Air Bag Lawsuits Blame Nissan for Eye Injuries
The Center for Auto Safety is the nation’s premier independent, member driven, non-profit consumer advocacy organization dedicated to improving vehicle safety, quality, and fuel economy on behalf of all drivers, passengers, and pedestrians.
November 17, 2002
By Myron Levin,
Los Angeles Times Staff Writer
Ali Warsome is blind. This is how it happened:
In April, he was riding in a car that hit a divider on a roadway in Washington, D.C. It wasn’t much of a wreck; the ’94 Nissan Altima didn’t even need a tow.
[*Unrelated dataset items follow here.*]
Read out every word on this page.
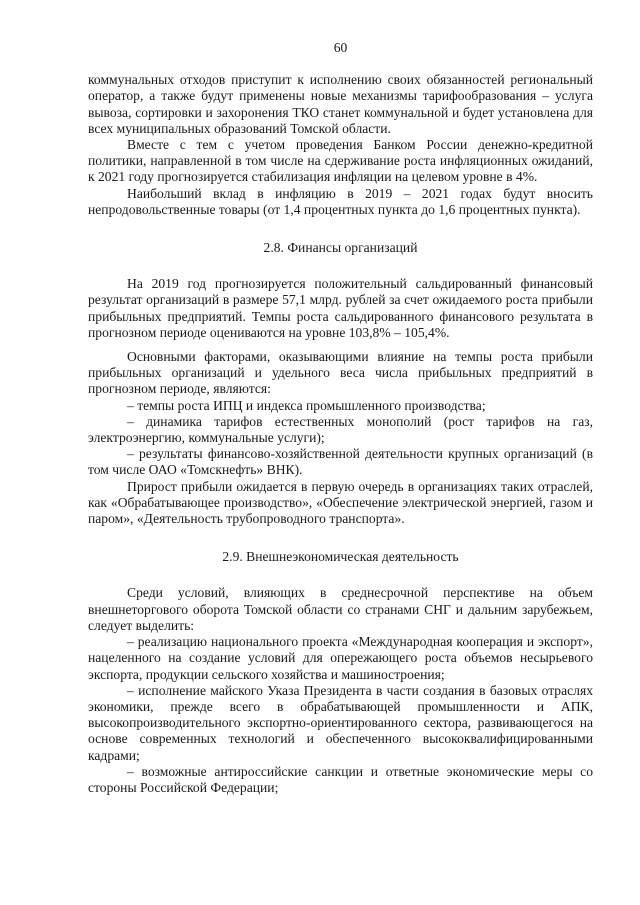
60

коммунальных отходов приступит к исполнению своих обязанностей региональный оператор, а также будут применены новые механизмы тарифообразования – услуга вывоза, сортировки и захоронения ТКО станет коммунальной и будет установлена для всех муниципальных образований Томской области.

Вместе с тем с учетом проведения Банком России денежно-кредитной политики, направленной в том числе на сдерживание роста инфляционных ожиданий, к 2021 году прогнозируется стабилизация инфляции на целевом уровне в 4%.

Наибольший вклад в инфляцию в 2019 – 2021 годах будут вносить непродовольственные товары (от 1,4 процентных пункта до 1,6 процентных пункта).

2.8. Финансы организаций

На 2019 год прогнозируется положительный сальдированный финансовый результат организаций в размере 57,1 млрд. рублей за счет ожидаемого роста прибыли прибыльных предприятий. Темпы роста сальдированного финансового результата в прогнозном периоде оцениваются на уровне 103,8% – 105,4%.

Основными факторами, оказывающими влияние на темпы роста прибыли прибыльных организаций и удельного веса числа прибыльных предприятий в прогнозном периоде, являются:

– темпы роста ИПЦ и индекса промышленного производства;

– динамика тарифов естественных монополий (рост тарифов на газ, электроэнергию, коммунальные услуги);

– результаты финансово-хозяйственной деятельности крупных организаций (в том числе ОАО «Томскнефть» ВНК).

Прирост прибыли ожидается в первую очередь в организациях таких отраслей, как «Обрабатывающее производство», «Обеспечение электрической энергией, газом и паром», «Деятельность трубопроводного транспорта».

2.9. Внешнеэкономическая деятельность

Среди условий, влияющих в среднесрочной перспективе на объем внешнеторгового оборота Томской области со странами СНГ и дальним зарубежьем, следует выделить:

– реализацию национального проекта «Международная кооперация и экспорт», нацеленного на создание условий для опережающего роста объемов несырьевого экспорта, продукции сельского хозяйства и машиностроения;

– исполнение майского Указа Президента в части создания в базовых отраслях экономики, прежде всего в обрабатывающей промышленности и АПК, высокопроизводительного экспортно-ориентированного сектора, развивающегося на основе современных технологий и обеспеченного высококвалифицированными кадрами;

– возможные антироссийские санкции и ответные экономические меры со стороны Российской Федерации;
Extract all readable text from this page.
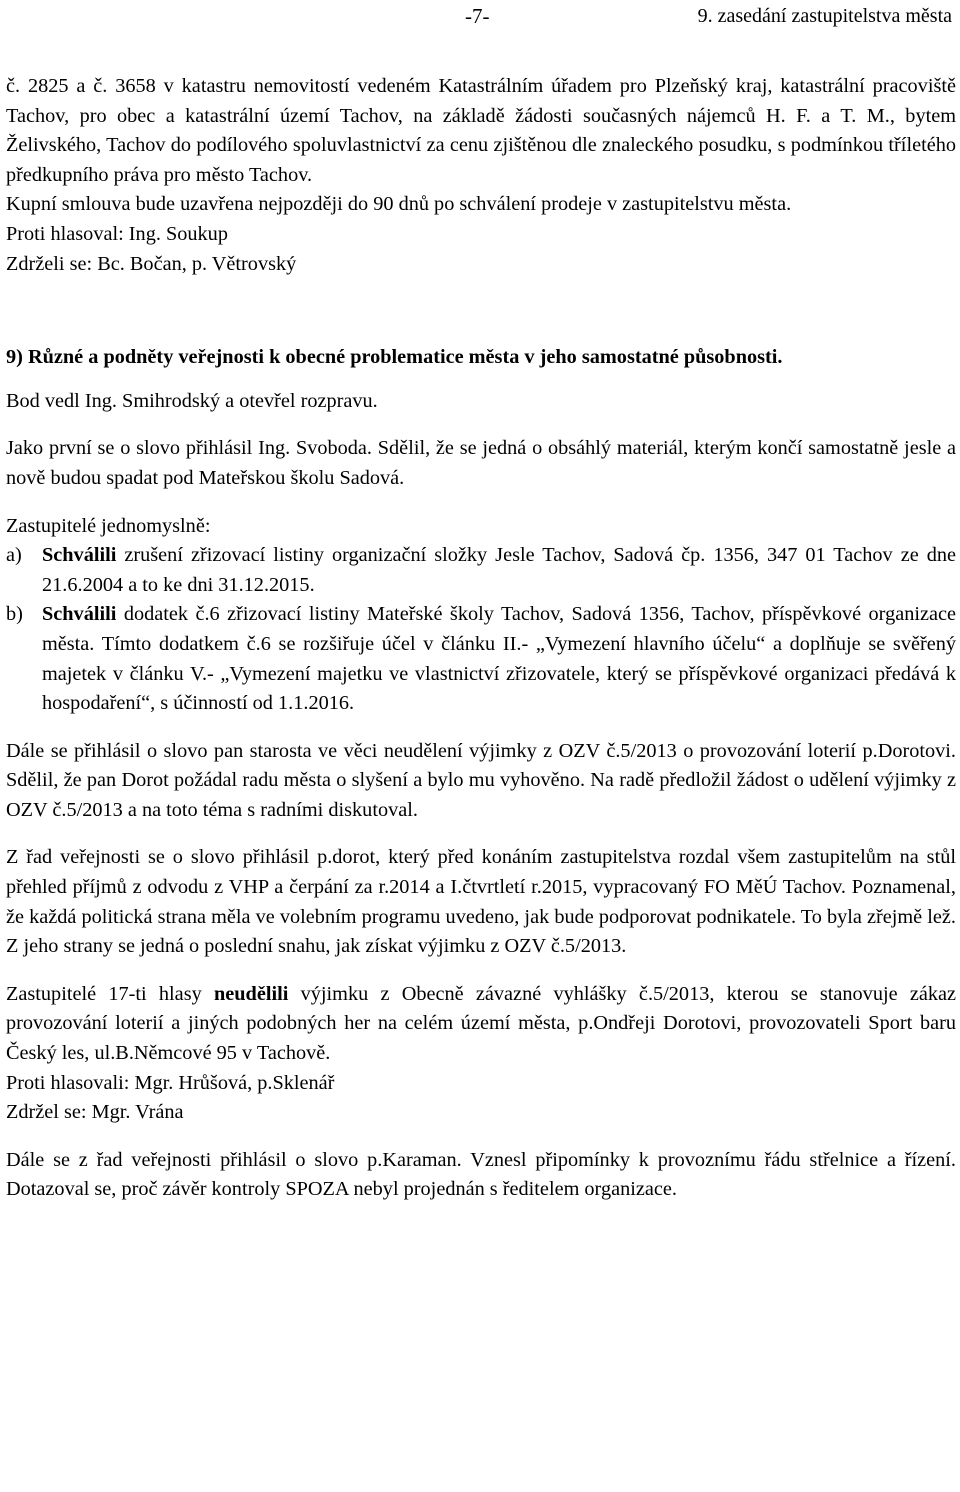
-7-	9. zasedání zastupitelstva města

č. 2825 a č. 3658 v katastru nemovitostí vedeném Katastrálním úřadem pro Plzeňský kraj, katastrální pracoviště Tachov, pro obec a katastrální území Tachov, na základě žádosti současných nájemců H. F. a T. M., bytem Želivského, Tachov do podílového spoluvlastnictví za cenu zjištěnou dle znaleckého posudku, s podmínkou tříletého předkupního práva pro město Tachov.

Kupní smlouva bude uzavřena nejpozději do 90 dnů po schválení prodeje v zastupitelstvu města.

Proti hlasoval: Ing. Soukup

Zdrželi se: Bc. Bočan, p. Větrovský

9) Různé a podněty veřejnosti k obecné problematice města v jeho samostatné působnosti.

Bod vedl Ing. Smihrodský a otevřel rozpravu.

Jako první se o slovo přihlásil Ing. Svoboda. Sdělil, že se jedná o obsáhlý materiál, kterým končí samostatně jesle a nově budou spadat pod Mateřskou školu Sadová.

Zastupitelé jednomyslně:

a) Schválili zrušení zřizovací listiny organizační složky Jesle Tachov, Sadová čp. 1356, 347 01 Tachov ze dne 21.6.2004 a to ke dni 31.12.2015.

b) Schválili dodatek č.6 zřizovací listiny Mateřské školy Tachov, Sadová 1356, Tachov, příspěvkové organizace města. Tímto dodatkem č.6 se rozšiřuje účel v článku II.- „Vymezení hlavního účelu“ a doplňuje se svěřený majetek v článku V.- „Vymezení majetku ve vlastnictví zřizovatele, který se příspěvkové organizaci předává k hospodaření“, s účinností od 1.1.2016.

Dále se přihlásil o slovo pan starosta ve věci neudělení výjimky z OZV č.5/2013 o provozování loterií p.Dorotovi. Sdělil, že pan Dorot požádal radu města o slyšení a bylo mu vyhověno. Na radě předložil žádost o udělení výjimky z OZV č.5/2013 a na toto téma s radními diskutoval.

Z řad veřejnosti se o slovo přihlásil p.dorot, který před konáním zastupitelstva rozdal všem zastupitelům na stůl přehled příjmů z odvodu z VHP a čerpání za r.2014 a I.čtvrtletí r.2015, vypracovaný FO MěÚ Tachov. Poznamenal, že každá politická strana měla ve volebním programu uvedeno, jak bude podporovat podnikatele. To byla zřejmě lež. Z jeho strany se jedná o poslední snahu, jak získat výjimku z OZV č.5/2013.

Zastupitelé 17-ti hlasy neudělili výjimku z Obecně závazné vyhlášky č.5/2013, kterou se stanovuje zákaz provozování loterií a jiných podobných her na celém území města, p.Ondřeji Dorotovi, provozovateli Sport baru Český les, ul.B.Němcové 95 v Tachově.

Proti hlasovali: Mgr. Hrůšová, p.Sklenář

Zdržel se: Mgr. Vrána

Dále se z řad veřejnosti přihlásil o slovo p.Karaman. Vznesl připomínky k provoznímu řádu střelnice a řízení. Dotazoval se, proč závěr kontroly SPOZA nebyl projednán s ředitelem organizace.
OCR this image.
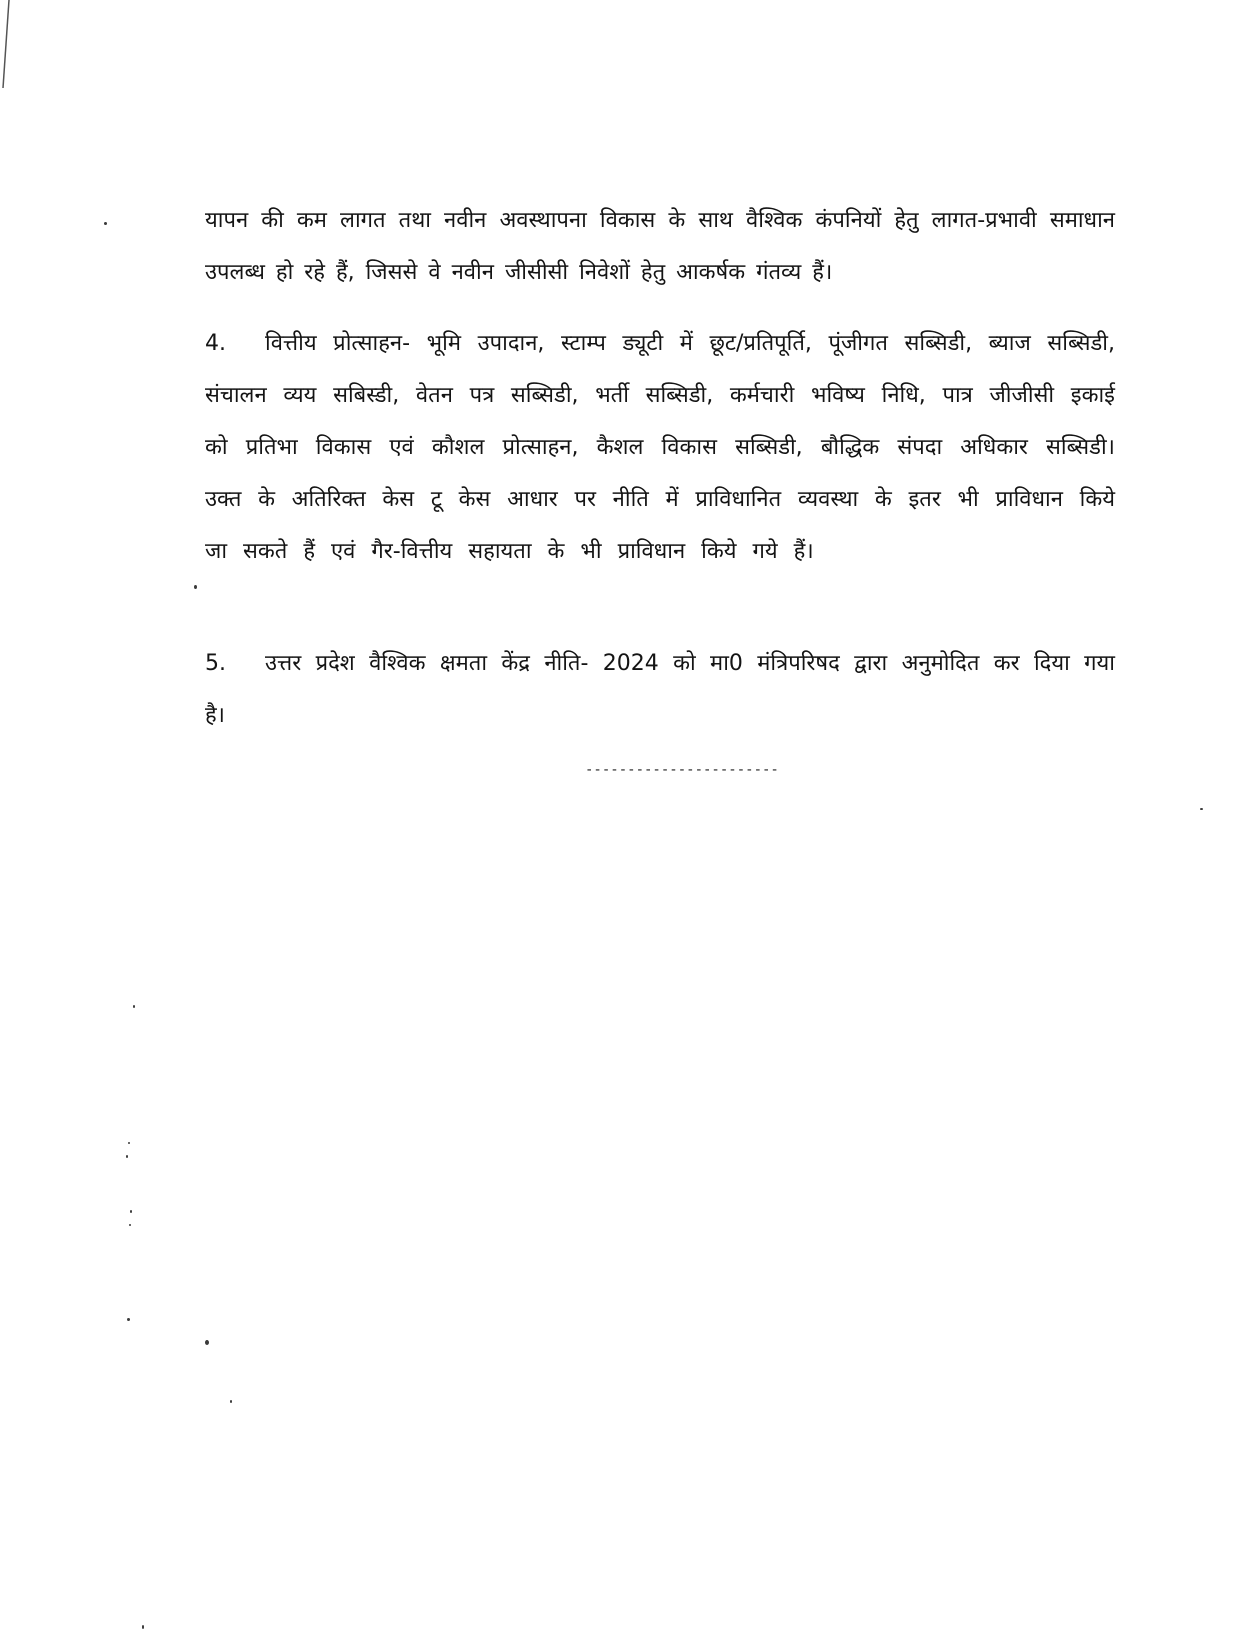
यापन की कम लागत तथा नवीन अवस्थापना विकास के साथ वैश्विक कंपनियों हेतु लागत-प्रभावी समाधान उपलब्ध हो रहे हैं, जिससे वे नवीन जीसीसी निवेशों हेतु आकर्षक गंतव्य हैं।

4. वित्तीय प्रोत्साहन- भूमि उपादान, स्टाम्प ड्यूटी में छूट/प्रतिपूर्ति, पूंजीगत सब्सिडी, ब्याज सब्सिडी, संचालन व्यय सबिस्डी, वेतन पत्र सब्सिडी, भर्ती सब्सिडी, कर्मचारी भविष्य निधि, पात्र जीजीसी इकाई को प्रतिभा विकास एवं कौशल प्रोत्साहन, कैशल विकास सब्सिडी, बौद्धिक संपदा अधिकार सब्सिडी। उक्त के अतिरिक्त केस टू केस आधार पर नीति में प्राविधानित व्यवस्था के इतर भी प्राविधान किये जा सकते हैं एवं गैर-वित्तीय सहायता के भी प्राविधान किये गये हैं।

5. उत्तर प्रदेश वैश्विक क्षमता केंद्र नीति- 2024 को मा0 मंत्रिपरिषद द्वारा अनुमोदित कर दिया गया है।

-----------------------
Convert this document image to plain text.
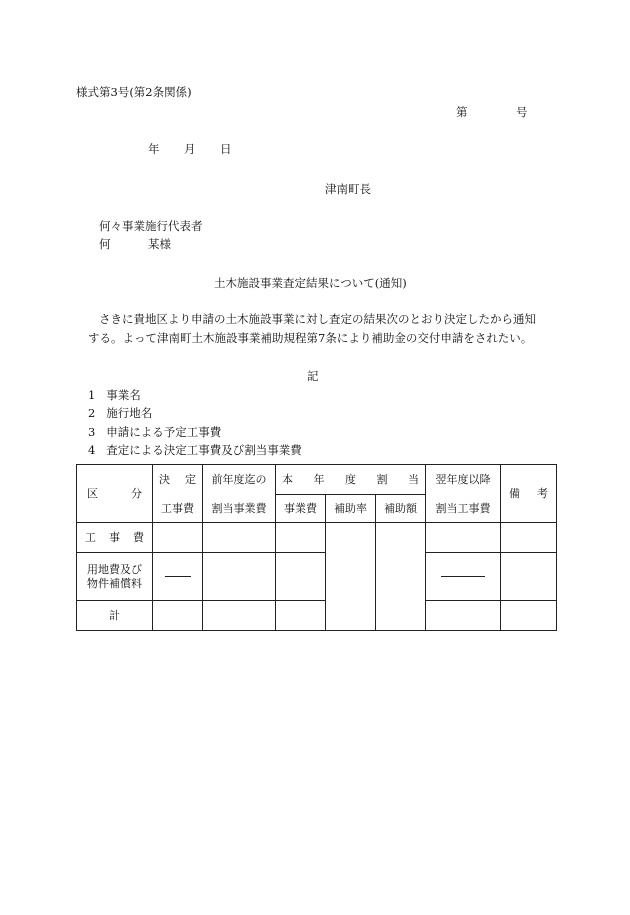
様式第3号(第2条関係)
第	号
年 月 日
津南町長
何々事業施行代表者
何	某様
土木施設事業査定結果について(通知)
さきに貴地区より申請の土木施設事業に対し査定の結果次のとおり決定したから通知
する。よって津南町土木施設事業補助規程第7条により補助金の交付申請をされたい。
記
1 事業名
2 施行地名
3 申請による予定工事費
4 査定による決定工事費及び割当事業費
区 分	決 定	前年度迄の	本 年 度 割 当			翌年度以降	備 考

	工事費	割当事業費	事業費	補助率	補助額	割当工事費	

工 事 費							

用地費及び
物件補償料							

計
But the air bag struck his face with such force that Warsome’s battered left eye had to be removed. Surgeons were unable to restore the vision in his right eye because "the retina was completely shredded," according to his medical records.
"I cannot see the sky anymore," said Warsome, 74, a Somali immigrant, speaking through an interpreter. "I cannot cook, I cannot walk, I cannot help my grandchildren…. I don’t know what to do."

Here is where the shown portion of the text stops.